Alors que les services publics se délitent, la masse salariale de l’État explose. Derrière les promesses de stabilité et d’équité, c’est un système de rente qui se consolide — une fonction publique qui se sert elle-même, sans rendre de comptes au peuple qu’elle est censée servir.
Les hôpitaux manquent de médicaments, les écoles n’ont plus de moyens, les routes s’effondrent.
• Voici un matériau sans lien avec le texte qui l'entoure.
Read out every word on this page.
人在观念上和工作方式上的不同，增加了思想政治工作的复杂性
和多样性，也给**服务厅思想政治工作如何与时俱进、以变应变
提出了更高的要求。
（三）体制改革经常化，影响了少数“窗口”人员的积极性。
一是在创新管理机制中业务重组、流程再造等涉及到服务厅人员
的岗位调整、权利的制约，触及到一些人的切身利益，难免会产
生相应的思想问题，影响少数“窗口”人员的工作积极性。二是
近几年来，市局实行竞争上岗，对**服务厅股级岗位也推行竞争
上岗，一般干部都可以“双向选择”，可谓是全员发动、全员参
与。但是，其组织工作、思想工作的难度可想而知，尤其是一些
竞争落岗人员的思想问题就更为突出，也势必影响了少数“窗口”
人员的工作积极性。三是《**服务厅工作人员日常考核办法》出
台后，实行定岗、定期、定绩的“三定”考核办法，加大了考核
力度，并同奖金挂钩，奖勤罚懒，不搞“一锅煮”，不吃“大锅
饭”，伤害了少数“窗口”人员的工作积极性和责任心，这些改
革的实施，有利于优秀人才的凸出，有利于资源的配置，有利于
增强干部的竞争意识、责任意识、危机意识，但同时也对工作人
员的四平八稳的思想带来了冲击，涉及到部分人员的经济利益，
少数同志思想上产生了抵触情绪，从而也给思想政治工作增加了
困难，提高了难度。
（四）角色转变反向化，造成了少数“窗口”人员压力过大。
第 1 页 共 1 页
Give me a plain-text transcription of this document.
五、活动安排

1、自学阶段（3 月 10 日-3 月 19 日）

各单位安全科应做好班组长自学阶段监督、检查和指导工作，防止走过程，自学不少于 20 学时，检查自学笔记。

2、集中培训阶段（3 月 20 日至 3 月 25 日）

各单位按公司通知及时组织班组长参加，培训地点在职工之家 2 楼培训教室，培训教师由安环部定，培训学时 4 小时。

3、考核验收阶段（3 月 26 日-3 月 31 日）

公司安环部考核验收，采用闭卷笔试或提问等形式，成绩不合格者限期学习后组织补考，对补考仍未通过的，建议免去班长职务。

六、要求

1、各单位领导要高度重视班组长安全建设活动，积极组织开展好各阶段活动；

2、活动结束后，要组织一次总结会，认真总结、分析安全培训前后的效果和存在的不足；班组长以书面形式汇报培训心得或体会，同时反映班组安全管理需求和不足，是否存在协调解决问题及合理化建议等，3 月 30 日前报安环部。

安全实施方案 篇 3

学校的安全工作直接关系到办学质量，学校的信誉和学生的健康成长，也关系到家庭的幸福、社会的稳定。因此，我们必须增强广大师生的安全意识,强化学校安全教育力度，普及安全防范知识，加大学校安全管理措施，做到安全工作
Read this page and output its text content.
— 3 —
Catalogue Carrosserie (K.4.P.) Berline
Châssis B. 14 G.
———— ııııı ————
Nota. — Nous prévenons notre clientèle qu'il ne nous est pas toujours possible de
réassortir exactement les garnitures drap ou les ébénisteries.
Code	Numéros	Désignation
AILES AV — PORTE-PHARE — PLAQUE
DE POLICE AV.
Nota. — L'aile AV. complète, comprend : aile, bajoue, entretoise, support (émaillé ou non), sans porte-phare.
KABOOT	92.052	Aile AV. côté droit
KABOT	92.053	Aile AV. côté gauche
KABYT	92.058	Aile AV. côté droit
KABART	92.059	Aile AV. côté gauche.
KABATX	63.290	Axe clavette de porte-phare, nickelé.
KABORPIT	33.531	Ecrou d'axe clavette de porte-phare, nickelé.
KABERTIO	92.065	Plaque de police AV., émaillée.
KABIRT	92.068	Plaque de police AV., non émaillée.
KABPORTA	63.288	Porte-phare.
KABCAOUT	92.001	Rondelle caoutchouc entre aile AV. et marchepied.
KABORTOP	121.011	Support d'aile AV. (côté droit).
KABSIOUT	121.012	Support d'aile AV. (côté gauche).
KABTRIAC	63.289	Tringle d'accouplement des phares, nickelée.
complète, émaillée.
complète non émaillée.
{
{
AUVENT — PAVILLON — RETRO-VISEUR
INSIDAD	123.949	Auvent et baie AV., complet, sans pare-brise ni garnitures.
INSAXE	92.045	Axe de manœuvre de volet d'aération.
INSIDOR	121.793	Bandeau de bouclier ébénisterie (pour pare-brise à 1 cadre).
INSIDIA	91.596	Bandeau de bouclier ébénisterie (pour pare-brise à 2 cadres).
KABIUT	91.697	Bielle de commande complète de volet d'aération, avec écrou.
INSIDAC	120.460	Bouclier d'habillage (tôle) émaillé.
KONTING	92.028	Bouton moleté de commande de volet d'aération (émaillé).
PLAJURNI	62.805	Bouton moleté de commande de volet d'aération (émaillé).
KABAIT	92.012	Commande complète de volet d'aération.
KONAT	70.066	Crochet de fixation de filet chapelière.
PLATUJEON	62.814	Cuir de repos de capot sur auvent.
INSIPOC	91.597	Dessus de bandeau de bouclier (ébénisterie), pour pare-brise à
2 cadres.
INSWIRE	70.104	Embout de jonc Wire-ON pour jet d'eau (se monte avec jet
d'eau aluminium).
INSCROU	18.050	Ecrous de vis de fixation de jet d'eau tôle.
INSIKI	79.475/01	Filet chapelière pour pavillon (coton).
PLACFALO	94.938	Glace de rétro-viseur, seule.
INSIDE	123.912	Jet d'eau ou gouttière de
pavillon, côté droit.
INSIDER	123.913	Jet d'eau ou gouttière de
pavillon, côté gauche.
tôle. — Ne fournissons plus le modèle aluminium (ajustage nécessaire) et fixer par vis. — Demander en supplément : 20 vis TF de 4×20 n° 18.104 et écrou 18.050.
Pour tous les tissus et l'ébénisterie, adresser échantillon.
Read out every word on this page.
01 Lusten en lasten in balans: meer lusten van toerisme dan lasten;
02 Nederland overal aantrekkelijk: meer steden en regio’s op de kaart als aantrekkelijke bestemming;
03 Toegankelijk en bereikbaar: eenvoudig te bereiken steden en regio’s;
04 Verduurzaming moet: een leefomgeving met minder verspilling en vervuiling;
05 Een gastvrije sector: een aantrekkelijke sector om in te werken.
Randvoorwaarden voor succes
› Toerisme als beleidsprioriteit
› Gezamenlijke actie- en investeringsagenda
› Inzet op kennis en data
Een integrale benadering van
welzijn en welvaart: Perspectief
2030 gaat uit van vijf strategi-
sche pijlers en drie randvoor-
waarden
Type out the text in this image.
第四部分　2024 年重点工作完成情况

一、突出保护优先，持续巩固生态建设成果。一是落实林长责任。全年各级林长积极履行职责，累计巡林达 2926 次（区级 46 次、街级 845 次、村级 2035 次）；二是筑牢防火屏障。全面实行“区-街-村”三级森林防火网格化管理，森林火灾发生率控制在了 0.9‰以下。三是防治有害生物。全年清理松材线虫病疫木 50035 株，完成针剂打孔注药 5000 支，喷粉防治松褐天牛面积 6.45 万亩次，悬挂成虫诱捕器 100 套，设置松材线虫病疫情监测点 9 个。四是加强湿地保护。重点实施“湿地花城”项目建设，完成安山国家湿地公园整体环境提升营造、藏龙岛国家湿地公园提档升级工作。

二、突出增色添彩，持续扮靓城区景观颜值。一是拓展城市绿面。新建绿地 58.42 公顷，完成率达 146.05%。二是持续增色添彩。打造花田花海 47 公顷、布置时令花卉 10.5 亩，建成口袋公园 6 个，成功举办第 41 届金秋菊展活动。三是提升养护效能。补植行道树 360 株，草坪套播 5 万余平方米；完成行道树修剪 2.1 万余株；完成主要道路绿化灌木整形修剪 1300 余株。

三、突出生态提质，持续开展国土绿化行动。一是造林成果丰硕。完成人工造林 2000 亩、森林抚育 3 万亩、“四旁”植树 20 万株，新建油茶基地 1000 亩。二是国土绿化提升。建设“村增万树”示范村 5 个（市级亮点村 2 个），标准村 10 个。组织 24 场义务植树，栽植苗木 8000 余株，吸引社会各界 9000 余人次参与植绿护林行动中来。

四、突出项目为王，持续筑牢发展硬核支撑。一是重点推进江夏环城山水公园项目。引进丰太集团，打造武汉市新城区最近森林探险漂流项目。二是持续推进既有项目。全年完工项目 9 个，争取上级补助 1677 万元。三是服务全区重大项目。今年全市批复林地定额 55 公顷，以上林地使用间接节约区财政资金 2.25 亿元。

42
Pourtant, la masse salariale de l’État continue de grimper à un rythme effréné, sans lien avec la qualité ni la performance des services publics.
Pour 2026, le projet de Loi de Finances prévoit 4 852,76 milliards d’Ariary, en hausse de 26 % par rapport à 2025.
Revalorisation générale des salaires, augmentation des indemnités, intégration des contractuels, création de 13 274 nouveaux postes : la liste est longue.
La Caisse de Retraite Civile et Militaire, elle, recevra 372,3 milliards d’Ariary, en forte hausse.
Officiellement, ces mesures visent la stabilité, l’équité et la performance.
Mais dans les faits, elles traduisent surtout le renforcement du statut privilégié des agents publics, sans contrepartie pour le citoyen.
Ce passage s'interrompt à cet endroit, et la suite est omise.